Travelling back from a night out with my brother and cousin in the surreal city within a city that is Canary Wharf, I ended up sitting next to a woman who was reading a paperback book.
She wasn't just reading it. She was devouring it, feverishly flipping pages and then writing things in the margins with a biro or highlighting sentences or whole paragraphs with a yellow highlighter pen.
There seemed to be something of the "look at me, aren't I interesting and fascinating and doesn't this behaviour make you think I'm a clever and intense person?" about her.
Possibly she just was intense. And I only thought that about her because on occasion I have tried the same kind of trick to look enigmatic and interesting.
It has never worked.
I can see why now. You look like a manic idiot who must be avoided at all costs!
Anyway, she seemed to be highlighting almost every other sentence and making many notes (the only one I read being "THE WORD", though I couldn't make sense of why she'd chosen to write that by a particularly dull paragraph), so I became curious as to what this amazing and presumably enlightening piece of literature might be. I hoped to glean some of its knowledge and possibly make myself a better person into the process. At the very least I hoped it might persuade me to buy a yellow highlighter pen to use flamboynatly on public transport.
The book was by a lady called Mary Kay. I guess it was her picture on the front. She was back-lit, with heavily hair-dressed grey hair and a smug smile which made me assume she was American (call me a presumptuous racist if you will, but I think I am right).
The book was called, "Plan Your Life The Way You Plan Your Vacation."
Ah, OK. It was that kind of book. Self help, change your life, become a better person. But as titles go it's not really up there with say, I don't know "Relax Your Shoulders", is it?
I wondered how she'd managed to stretch this idea out into a whole (though admittedly not particularly thick) book. The way I plan my holidays is to dash at the last minute to the Travel Agent and say, "Have you got any good bargains going for tomorrow or the day after?"
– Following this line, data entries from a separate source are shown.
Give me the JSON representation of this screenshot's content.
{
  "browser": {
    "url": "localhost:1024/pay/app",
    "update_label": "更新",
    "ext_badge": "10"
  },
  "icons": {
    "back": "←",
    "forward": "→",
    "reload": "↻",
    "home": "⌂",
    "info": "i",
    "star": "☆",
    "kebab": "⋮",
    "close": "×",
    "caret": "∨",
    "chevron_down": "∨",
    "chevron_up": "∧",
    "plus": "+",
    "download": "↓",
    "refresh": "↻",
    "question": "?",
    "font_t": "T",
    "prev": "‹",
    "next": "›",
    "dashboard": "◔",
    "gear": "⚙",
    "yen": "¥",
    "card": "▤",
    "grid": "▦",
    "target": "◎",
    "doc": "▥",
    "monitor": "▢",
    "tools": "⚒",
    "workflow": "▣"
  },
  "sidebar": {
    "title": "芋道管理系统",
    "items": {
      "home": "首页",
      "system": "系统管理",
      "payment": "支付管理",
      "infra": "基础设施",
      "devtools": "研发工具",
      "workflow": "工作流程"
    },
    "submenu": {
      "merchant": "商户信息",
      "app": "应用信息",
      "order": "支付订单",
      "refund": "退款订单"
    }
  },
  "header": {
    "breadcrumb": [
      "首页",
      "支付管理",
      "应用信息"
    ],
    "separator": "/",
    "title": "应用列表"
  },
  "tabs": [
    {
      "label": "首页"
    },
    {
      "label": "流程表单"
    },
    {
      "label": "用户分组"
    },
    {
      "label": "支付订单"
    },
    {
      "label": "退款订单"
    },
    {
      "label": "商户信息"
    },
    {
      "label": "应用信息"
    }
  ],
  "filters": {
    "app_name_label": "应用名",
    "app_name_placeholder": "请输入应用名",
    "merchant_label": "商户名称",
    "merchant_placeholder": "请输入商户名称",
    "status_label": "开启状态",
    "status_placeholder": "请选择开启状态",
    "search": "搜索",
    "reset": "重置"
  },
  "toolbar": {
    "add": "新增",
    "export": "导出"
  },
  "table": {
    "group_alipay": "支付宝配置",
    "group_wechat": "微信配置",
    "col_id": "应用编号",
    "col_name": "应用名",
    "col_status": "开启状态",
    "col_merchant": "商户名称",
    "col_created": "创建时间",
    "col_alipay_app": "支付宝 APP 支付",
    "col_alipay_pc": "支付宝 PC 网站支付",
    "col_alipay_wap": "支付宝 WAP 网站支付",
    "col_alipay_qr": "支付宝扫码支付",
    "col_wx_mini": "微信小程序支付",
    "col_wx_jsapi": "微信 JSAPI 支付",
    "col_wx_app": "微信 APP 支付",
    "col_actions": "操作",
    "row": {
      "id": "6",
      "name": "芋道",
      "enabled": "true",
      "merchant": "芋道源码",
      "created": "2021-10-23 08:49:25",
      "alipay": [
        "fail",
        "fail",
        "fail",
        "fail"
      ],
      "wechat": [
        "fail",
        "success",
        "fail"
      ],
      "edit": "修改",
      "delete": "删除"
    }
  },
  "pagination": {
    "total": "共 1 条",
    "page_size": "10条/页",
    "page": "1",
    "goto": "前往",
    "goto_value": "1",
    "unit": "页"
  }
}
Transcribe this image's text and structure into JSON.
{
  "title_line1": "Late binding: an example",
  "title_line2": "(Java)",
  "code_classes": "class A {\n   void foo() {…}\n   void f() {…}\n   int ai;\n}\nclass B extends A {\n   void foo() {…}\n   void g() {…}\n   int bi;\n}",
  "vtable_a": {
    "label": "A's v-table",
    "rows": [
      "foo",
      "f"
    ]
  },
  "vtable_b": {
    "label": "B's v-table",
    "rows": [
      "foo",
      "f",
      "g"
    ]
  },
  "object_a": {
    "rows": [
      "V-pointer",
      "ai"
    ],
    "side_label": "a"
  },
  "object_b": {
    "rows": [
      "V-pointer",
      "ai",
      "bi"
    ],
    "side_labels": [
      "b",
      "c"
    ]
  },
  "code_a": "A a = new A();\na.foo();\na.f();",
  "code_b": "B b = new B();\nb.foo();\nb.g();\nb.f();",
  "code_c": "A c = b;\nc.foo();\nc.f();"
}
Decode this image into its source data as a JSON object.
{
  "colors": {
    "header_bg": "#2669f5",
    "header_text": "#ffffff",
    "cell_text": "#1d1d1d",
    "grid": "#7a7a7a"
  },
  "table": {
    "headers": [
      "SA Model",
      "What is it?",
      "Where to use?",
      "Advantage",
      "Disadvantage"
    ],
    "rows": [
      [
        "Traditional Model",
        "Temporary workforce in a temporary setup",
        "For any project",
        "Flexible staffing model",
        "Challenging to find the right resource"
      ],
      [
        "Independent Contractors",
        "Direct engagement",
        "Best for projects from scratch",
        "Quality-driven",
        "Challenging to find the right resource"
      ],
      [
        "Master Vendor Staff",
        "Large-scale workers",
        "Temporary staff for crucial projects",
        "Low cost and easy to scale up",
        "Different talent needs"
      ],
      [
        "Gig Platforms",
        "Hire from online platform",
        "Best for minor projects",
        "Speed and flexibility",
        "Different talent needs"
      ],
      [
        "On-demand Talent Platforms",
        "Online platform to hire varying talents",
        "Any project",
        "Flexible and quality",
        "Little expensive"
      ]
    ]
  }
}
And thinking about it, that might be quite a good way to plan my life. Though I think the travel agent would become annoyed with my constant non-travel related queries. "Do you think I should go out with Jackie or Joanna?"
"I don't really know sir"
"Well which ones cheaper? I'm really looking for an adventure kind of girlfriend. I don't want to be going round museums and stuff."
"Really, sir. Unless you want a holiday you are going to have to leave."
Or maybe Mary Kay is talking about the plans you make before you go on holiday. Which in my case involves dashing around the house in the five minutes before the taxi arrives to take me to the airport, throwing things into a suitcase and wondering where my passport is.
And I already live the rest of my life like that. I don't need a book to tell me.
Anyway, I tried to strain to read the book, but for someone being so brazenly demonstrative about her reading, she seemed reluctant to share her book with anyone else and kept shielding it from me.
I managed to only really read one of the sentences that the lady highlighted. It read, "You can eat an elephant one bite at a time."
If that is indicative of the stuff that the woman was highlighting then I think she might really have just been drawing on the book at random.
Presumably Mary Kay is attempting to say we can accomplish a big task by slowly carrying out the smaller tasks that make up the bigger one. I've made a similar point in the past on here. It's worth pointing out, but is hardly world shatteringly important. I'm not convinced it's worth wasting some highlighting pen on.
The point is OK, but the metaphor isn't a very good one.(Presuming it is a metaphor. I may be taking it out of context. I only read that sentence. For all I know the chapter may acutally have literally been about eating elephants. In which case Mary Kay's advise is sound. When eating an elephant, for God's sake never attempt to put the whole thing in your mouth at once- like the old woman who swallowed the menagerie- eat it a bite at a time, and probably take regular three or four hour breaks when you are full to allow the elephant parts you have consumed to digest)
Firstly, you can't eat an elephant one bite at a time. You can eat much of an elephant in that way, at least I presume so, I've never known of anyone eating one. I don't know how good they taste, but cavemen hunted mammoth, so I'm guessing much of an elephant is edible. However there are definitely parts of an elephant that you can't eat. I don't think the skin would be particularly edible. The giant elephant bones would be hard to digest even if crushed to powder and made into an elephant bone soup and the tusks would definitely be inedible. Certainly through biting. Anyone attempting to bite a tusk in order to eat it woulc soon learn the superiority of ivory over enamel.
Secondly an elephant is an endangered species and I think it would be morally wrong to attempt to eat any part of it. If you have no qulams about morality you'd still have difficulty. At best you could probably nip in, shoot one and take a bite out of one of its legs, before the wardens saw what you were up to and you'd have to make good your escape. Picking the elephant hide out of your teeth and with elephant blood dribbling down your chin. Your mad red eyes caught in the light of the firebrands of the pursuing furious mob.
For these and many other reasons it is a rubbish metaphor and definitely not worth underlining. But all of our curiousities are now pricked. I think Amazon may see an influx of interest in this book about eating elephants and planning vacations (presumably a vacation in India would satisfy both criteria). Let's see if we can make it number one in the sales ranking.